Dal punto di vista esegetico e della ricerca storica, infatti, l’identificazione di Maria Maddalena non è facile come sembra. I passi che parlano di lei in maniera inequivocabile sono esigui, ma la figura di Maria Maddalena ha come assimilato i racconti di altre donne presenti nel Vangelo, alcune volte in base al nome Maria, in altri casi per la forza della scena, tale da indurre molti commentatori a credere che la protagonista dovesse essere lei.

È il caso di una delle sequenze più belle del film, quella della rIsurrezione di Lazzaro. Nulla ci permette, in base ai testi evangelici, di identificare con certezza Maria di Betania, sorella di Lazzaro, con Maria Maddalena e quindi di affermare senza ombra di dubbio che Maria Maddalena fosse presente a quel miracolo.

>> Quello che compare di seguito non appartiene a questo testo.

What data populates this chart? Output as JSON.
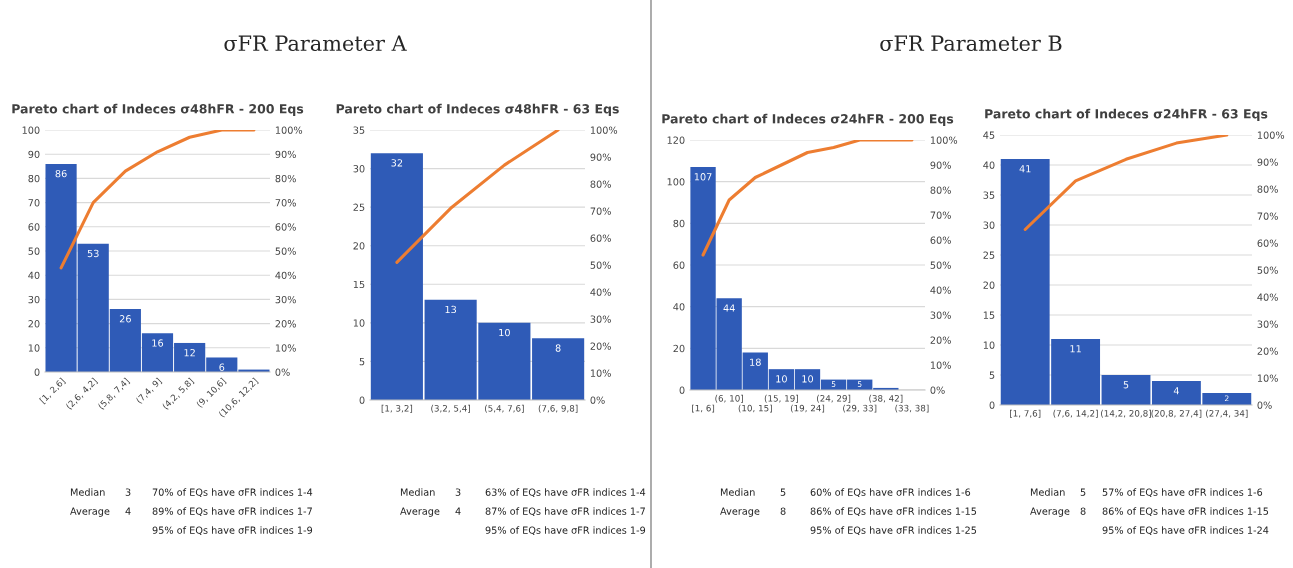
{
  "chart_data": [
    {
      "type": "bar",
      "subtitle": "σFR Parameter A",
      "title": "Pareto chart of Indeces σ48hFR - 200 Eqs",
      "categories": [
        "[1, 2,6]",
        "(2,6, 4,2]",
        "(5,8, 7,4]",
        "(7,4, 9]",
        "(4,2, 5,8]",
        "(9, 10,6]",
        "(10,6, 12,2]"
      ],
      "series": [
        {
          "color": "#2f5bb7",
          "values": [
            86,
            53,
            26,
            16,
            12,
            6,
            1
          ],
          "value_labels": [
            "86",
            "53",
            "26",
            "16",
            "12",
            "6",
            null
          ]
        },
        {
          "type": "line",
          "axis": "y2",
          "color": "#ed7d31",
          "values": [
            43,
            70,
            83,
            91,
            97,
            100,
            100
          ]
        }
      ],
      "ylim": [
        0,
        100
      ],
      "yticks": [
        0,
        10,
        20,
        30,
        40,
        50,
        60,
        70,
        80,
        90,
        100
      ],
      "y2lim": [
        0,
        100
      ],
      "y2ticks": [
        {
          "value": 0,
          "label": "0%"
        },
        {
          "value": 10,
          "label": "10%"
        },
        {
          "value": 20,
          "label": "20%"
        },
        {
          "value": 30,
          "label": "30%"
        },
        {
          "value": 40,
          "label": "40%"
        },
        {
          "value": 50,
          "label": "50%"
        },
        {
          "value": 60,
          "label": "60%"
        },
        {
          "value": 70,
          "label": "70%"
        },
        {
          "value": 80,
          "label": "80%"
        },
        {
          "value": 90,
          "label": "90%"
        },
        {
          "value": 100,
          "label": "100%"
        }
      ],
      "grid": "y",
      "marker": "none",
      "annotations": [
        "Median",
        "3",
        "70% of EQs have σFR indices 1-4",
        "Average",
        "4",
        "89% of EQs have σFR indices 1-7",
        "95% of EQs have σFR indices 1-9"
      ]
    },
    {
      "type": "bar",
      "title": "Pareto chart of Indeces σ48hFR - 63 Eqs",
      "categories": [
        "[1, 3,2]",
        "(3,2, 5,4]",
        "(5,4, 7,6]",
        "(7,6, 9,8]"
      ],
      "series": [
        {
          "color": "#2f5bb7",
          "values": [
            32,
            13,
            10,
            8
          ],
          "value_labels": [
            "32",
            "13",
            "10",
            "8"
          ]
        },
        {
          "type": "line",
          "axis": "y2",
          "color": "#ed7d31",
          "values": [
            51,
            71,
            87,
            100
          ]
        }
      ],
      "ylim": [
        0,
        35
      ],
      "yticks": [
        0,
        5,
        10,
        15,
        20,
        25,
        30,
        35
      ],
      "y2lim": [
        0,
        100
      ],
      "y2ticks": [
        {
          "value": 0,
          "label": "0%"
        },
        {
          "value": 10,
          "label": "10%"
        },
        {
          "value": 20,
          "label": "20%"
        },
        {
          "value": 30,
          "label": "30%"
        },
        {
          "value": 40,
          "label": "40%"
        },
        {
          "value": 50,
          "label": "50%"
        },
        {
          "value": 60,
          "label": "60%"
        },
        {
          "value": 70,
          "label": "70%"
        },
        {
          "value": 80,
          "label": "80%"
        },
        {
          "value": 90,
          "label": "90%"
        },
        {
          "value": 100,
          "label": "100%"
        }
      ],
      "grid": "y",
      "marker": "none",
      "annotations": [
        "Median",
        "3",
        "63% of EQs have σFR indices 1-4",
        "Average",
        "4",
        "87% of EQs have σFR indices 1-7",
        "95% of EQs have σFR indices 1-9"
      ]
    },
    {
      "type": "bar",
      "subtitle": "σFR Parameter B",
      "title": "Pareto chart of Indeces σ24hFR - 200 Eqs",
      "categories": [
        "[1, 6]",
        "(6, 10]",
        "(10, 15]",
        "(15, 19]",
        "(19, 24]",
        "(24, 29]",
        "(29, 33]",
        "(38, 42]",
        "(33, 38]"
      ],
      "series": [
        {
          "color": "#2f5bb7",
          "values": [
            107,
            44,
            18,
            10,
            10,
            5,
            5,
            1,
            0
          ],
          "value_labels": [
            "107",
            "44",
            "18",
            "10",
            "10",
            "5",
            "5",
            null,
            null
          ]
        },
        {
          "type": "line",
          "axis": "y2",
          "color": "#ed7d31",
          "values": [
            54,
            76,
            85,
            90,
            95,
            97,
            100,
            100,
            100
          ]
        }
      ],
      "ylim": [
        0,
        120
      ],
      "yticks": [
        0,
        20,
        40,
        60,
        80,
        100,
        120
      ],
      "y2lim": [
        0,
        100
      ],
      "y2ticks": [
        {
          "value": 0,
          "label": "0%"
        },
        {
          "value": 10,
          "label": "10%"
        },
        {
          "value": 20,
          "label": "20%"
        },
        {
          "value": 30,
          "label": "30%"
        },
        {
          "value": 40,
          "label": "40%"
        },
        {
          "value": 50,
          "label": "50%"
        },
        {
          "value": 60,
          "label": "60%"
        },
        {
          "value": 70,
          "label": "70%"
        },
        {
          "value": 80,
          "label": "80%"
        },
        {
          "value": 90,
          "label": "90%"
        },
        {
          "value": 100,
          "label": "100%"
        }
      ],
      "grid": "y",
      "marker": "none",
      "annotations": [
        "Median",
        "5",
        "60% of EQs have σFR indices 1-6",
        "Average",
        "8",
        "86% of EQs have σFR indices 1-15",
        "95% of EQs have σFR indices 1-25"
      ]
    },
    {
      "type": "bar",
      "title": "Pareto chart of Indeces σ24hFR - 63 Eqs",
      "categories": [
        "[1, 7,6]",
        "(7,6, 14,2]",
        "(14,2, 20,8]",
        "(20,8, 27,4]",
        "(27,4, 34]"
      ],
      "series": [
        {
          "color": "#2f5bb7",
          "values": [
            41,
            11,
            5,
            4,
            2
          ],
          "value_labels": [
            "41",
            "11",
            "5",
            "4",
            "2"
          ]
        },
        {
          "type": "line",
          "axis": "y2",
          "color": "#ed7d31",
          "values": [
            65,
            83,
            91,
            97,
            100
          ]
        }
      ],
      "ylim": [
        0,
        45
      ],
      "yticks": [
        0,
        5,
        10,
        15,
        20,
        25,
        30,
        35,
        40,
        45
      ],
      "y2lim": [
        0,
        100
      ],
      "y2ticks": [
        {
          "value": 0,
          "label": "0%"
        },
        {
          "value": 10,
          "label": "10%"
        },
        {
          "value": 20,
          "label": "20%"
        },
        {
          "value": 30,
          "label": "30%"
        },
        {
          "value": 40,
          "label": "40%"
        },
        {
          "value": 50,
          "label": "50%"
        },
        {
          "value": 60,
          "label": "60%"
        },
        {
          "value": 70,
          "label": "70%"
        },
        {
          "value": 80,
          "label": "80%"
        },
        {
          "value": 90,
          "label": "90%"
        },
        {
          "value": 100,
          "label": "100%"
        }
      ],
      "grid": "y",
      "marker": "none",
      "annotations": [
        "Median",
        "5",
        "57% of EQs have σFR indices 1-6",
        "Average",
        "8",
        "86% of EQs have σFR indices 1-15",
        "95% of EQs have σFR indices 1-24"
      ]
    }
  ]
}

Invece, nel film, è proprio lo sguardo di Maria Maddalena a mostrare il prodigio allo spettatore.

Ne deriva una scena magistrale e sontuosa, dove il regista, fedele al suo compito e alla sua arte, si svincola dalla rigidità performativa del testo evangelico, che è di per sé talmente forte da schiacciare o rendere ridicolo qualunque tentativo di rappresentazione fedele.

Qui la sequenza è composta di occhi che si aprono vacui, sguardi che vengono attratti – come richiamati – e diventano pieni tornando ad incrociarsi, narici che si dilatano, fiato nei polmoni che viene restituito come con un bacio per permeare la vita dell’altro, vita – infatti – che viene condivisa per essere data e quindi anche morte che raggiunge chi ha dato la vita.

Mi sembra un’interpretazione suggestiva e penetrante dell’esito del racconto di Lazzaro che, nella trama evangelica, conclude con la decisione irrevocabile di uccidere Gesù (Gv 11,53).

Maria Maddalena, nel film, pare essere l’unica a rendersi conto che quel donare la vita costa il morire a Gesù. Ne nasce un dialogo struggente dove Maria pone la caparra per essere profetessa della risurrezione.

Da quel momento, il regista costruisce una sorta di corrispondenza tra Gesù e Maria: prima tra lo sguardo supplice di Gesù con il patibolo sulle spalle e lo sgomento di Maria tra la folla; poi indugiando sul respiro di Gesù crocifisso, mentre Maria desidera spegnersi; infine, seguendo il ritorno di Maria, riflessa nell’ombra sotto la croce, per permettere all’amico e Maestro di morire in pace e non triste.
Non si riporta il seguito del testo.